A Partida
Olívia Dríniel estava atrasada para a reunião, porque acabou cochilando, despertou sonhando com o compromisso. Saiu às pressas, com cautela para que não fizesse barulho nas ruas escuras, não poderia chamar a atenção dos guardiões. Chegou à casa de Calisto, todos estavam em silêncio.
A resposta à pergunta de Liriar havia chegado. Calisto chamou Olívia ao seu lado e a explicou o que haviam conversado até então, com algumas interrupções de quem não havia falado ainda.
- Ninguém, nem mesmo a família Dríniel, percebeu que faltava você aqui. Pedimos desculpas por isso. Mas pode ser que o rei também não perceba sua ausência. E isso é ótimo. Disse Calisto, com o apoio de praticamente todos.
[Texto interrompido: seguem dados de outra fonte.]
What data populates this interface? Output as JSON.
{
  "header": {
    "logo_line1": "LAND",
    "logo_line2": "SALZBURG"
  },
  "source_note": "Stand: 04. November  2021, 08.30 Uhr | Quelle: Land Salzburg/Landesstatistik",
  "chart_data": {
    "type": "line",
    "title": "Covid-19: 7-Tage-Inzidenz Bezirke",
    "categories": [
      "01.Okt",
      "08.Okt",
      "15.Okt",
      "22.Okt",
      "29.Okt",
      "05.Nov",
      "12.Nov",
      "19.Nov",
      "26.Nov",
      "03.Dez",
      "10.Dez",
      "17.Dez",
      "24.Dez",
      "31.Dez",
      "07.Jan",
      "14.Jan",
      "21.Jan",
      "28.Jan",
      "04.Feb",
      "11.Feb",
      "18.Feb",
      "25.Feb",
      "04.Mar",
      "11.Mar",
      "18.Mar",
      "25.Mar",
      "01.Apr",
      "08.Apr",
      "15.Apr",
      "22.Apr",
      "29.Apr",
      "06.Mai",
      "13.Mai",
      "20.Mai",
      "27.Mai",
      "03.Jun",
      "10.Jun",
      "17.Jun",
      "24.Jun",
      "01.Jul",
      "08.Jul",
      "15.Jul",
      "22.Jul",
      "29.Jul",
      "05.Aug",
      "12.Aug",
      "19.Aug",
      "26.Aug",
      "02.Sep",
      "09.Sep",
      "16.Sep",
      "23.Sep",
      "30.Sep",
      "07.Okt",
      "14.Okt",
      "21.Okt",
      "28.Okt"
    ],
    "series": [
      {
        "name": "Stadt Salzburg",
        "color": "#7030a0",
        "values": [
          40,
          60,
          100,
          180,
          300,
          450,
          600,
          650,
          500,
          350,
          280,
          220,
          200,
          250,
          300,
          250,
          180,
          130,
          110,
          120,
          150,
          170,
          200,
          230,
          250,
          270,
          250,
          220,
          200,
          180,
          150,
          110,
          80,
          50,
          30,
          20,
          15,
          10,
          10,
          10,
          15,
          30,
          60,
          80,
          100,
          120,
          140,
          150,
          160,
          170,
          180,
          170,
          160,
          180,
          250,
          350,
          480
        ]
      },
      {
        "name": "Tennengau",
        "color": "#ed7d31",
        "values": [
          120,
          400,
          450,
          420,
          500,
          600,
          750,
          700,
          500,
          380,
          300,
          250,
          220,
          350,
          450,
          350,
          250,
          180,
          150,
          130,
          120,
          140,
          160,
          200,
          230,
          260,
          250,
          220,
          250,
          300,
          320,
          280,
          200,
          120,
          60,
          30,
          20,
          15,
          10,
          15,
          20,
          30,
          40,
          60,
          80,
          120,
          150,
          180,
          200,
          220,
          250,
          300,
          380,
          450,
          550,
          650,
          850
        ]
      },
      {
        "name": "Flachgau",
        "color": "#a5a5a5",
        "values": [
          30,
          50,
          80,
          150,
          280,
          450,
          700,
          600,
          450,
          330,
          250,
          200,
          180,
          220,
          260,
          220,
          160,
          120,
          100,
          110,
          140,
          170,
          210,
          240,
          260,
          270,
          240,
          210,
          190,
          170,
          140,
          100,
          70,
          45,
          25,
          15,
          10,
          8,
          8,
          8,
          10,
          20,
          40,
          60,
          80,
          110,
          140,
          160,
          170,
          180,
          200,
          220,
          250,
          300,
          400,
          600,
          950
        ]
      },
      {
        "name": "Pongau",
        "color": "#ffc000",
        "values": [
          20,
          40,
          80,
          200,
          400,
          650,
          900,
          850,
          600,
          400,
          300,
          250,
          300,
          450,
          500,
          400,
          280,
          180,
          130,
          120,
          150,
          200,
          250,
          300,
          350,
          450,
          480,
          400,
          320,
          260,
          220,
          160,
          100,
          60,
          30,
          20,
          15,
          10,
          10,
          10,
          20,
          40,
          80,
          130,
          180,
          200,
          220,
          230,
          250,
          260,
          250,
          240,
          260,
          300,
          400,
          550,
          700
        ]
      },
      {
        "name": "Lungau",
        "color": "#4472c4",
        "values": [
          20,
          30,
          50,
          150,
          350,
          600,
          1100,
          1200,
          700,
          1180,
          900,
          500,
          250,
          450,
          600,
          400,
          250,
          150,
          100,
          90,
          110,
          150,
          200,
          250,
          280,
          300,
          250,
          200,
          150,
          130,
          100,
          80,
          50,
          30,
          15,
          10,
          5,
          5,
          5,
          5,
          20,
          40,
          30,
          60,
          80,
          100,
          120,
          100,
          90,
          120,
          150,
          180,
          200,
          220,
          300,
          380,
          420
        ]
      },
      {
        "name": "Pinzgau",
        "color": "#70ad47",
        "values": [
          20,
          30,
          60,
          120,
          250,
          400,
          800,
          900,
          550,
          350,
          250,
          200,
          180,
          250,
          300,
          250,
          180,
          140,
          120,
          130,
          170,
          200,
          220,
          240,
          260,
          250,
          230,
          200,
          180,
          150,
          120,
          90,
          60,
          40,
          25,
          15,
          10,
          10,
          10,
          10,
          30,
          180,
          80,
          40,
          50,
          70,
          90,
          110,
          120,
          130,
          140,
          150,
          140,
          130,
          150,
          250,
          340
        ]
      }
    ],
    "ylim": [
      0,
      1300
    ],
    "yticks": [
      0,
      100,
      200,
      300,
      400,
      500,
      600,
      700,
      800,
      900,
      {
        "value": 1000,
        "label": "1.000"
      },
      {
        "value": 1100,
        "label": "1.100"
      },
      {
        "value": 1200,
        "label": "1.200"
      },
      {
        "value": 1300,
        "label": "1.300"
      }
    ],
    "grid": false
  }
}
Olívia não ficou feliz com o que ouviu daquelas pessoas. Seus irmãos eram homens, e filhos homens eram preferidos em sua família, ela era uma pessoa solitária. Ela ajudava a cuidar dos cavalos da vila, e seus irmãos cuidavam dos belos cavalos do Palácio. Gostava de ficar no celeiro com os animais e era a única que nunca ia ao Palácio, nem era vigiada pelos guardiões, porque sua rotina e suas tarefas não necessitavam de fiscalização. Era invisível, como mais ninguém da vila poderia ser.
- Como eu chegaria a Tílitris sozinha? Não sei o caminho, nunca viajei... E, querem que eu convença Feltris a nos ajudar só agora... não acham que se eles quisessem, já teriam tentado antes?, perguntou Olívia, não acreditando na eficácia do plano.
Os que mais sabiam sobre Tílitris, explicaram a situação. Em Outrora, Délane era a soberana de Árane, e amiga de Feltris, soberano de Tílitris. Os países eram muito parecidos, e um complementava o outro. Os áranes entendiam dos problemas da terra e da natureza, e os tílitris sabiam sobre os pensamentos e sentimentos das pessoas e animais.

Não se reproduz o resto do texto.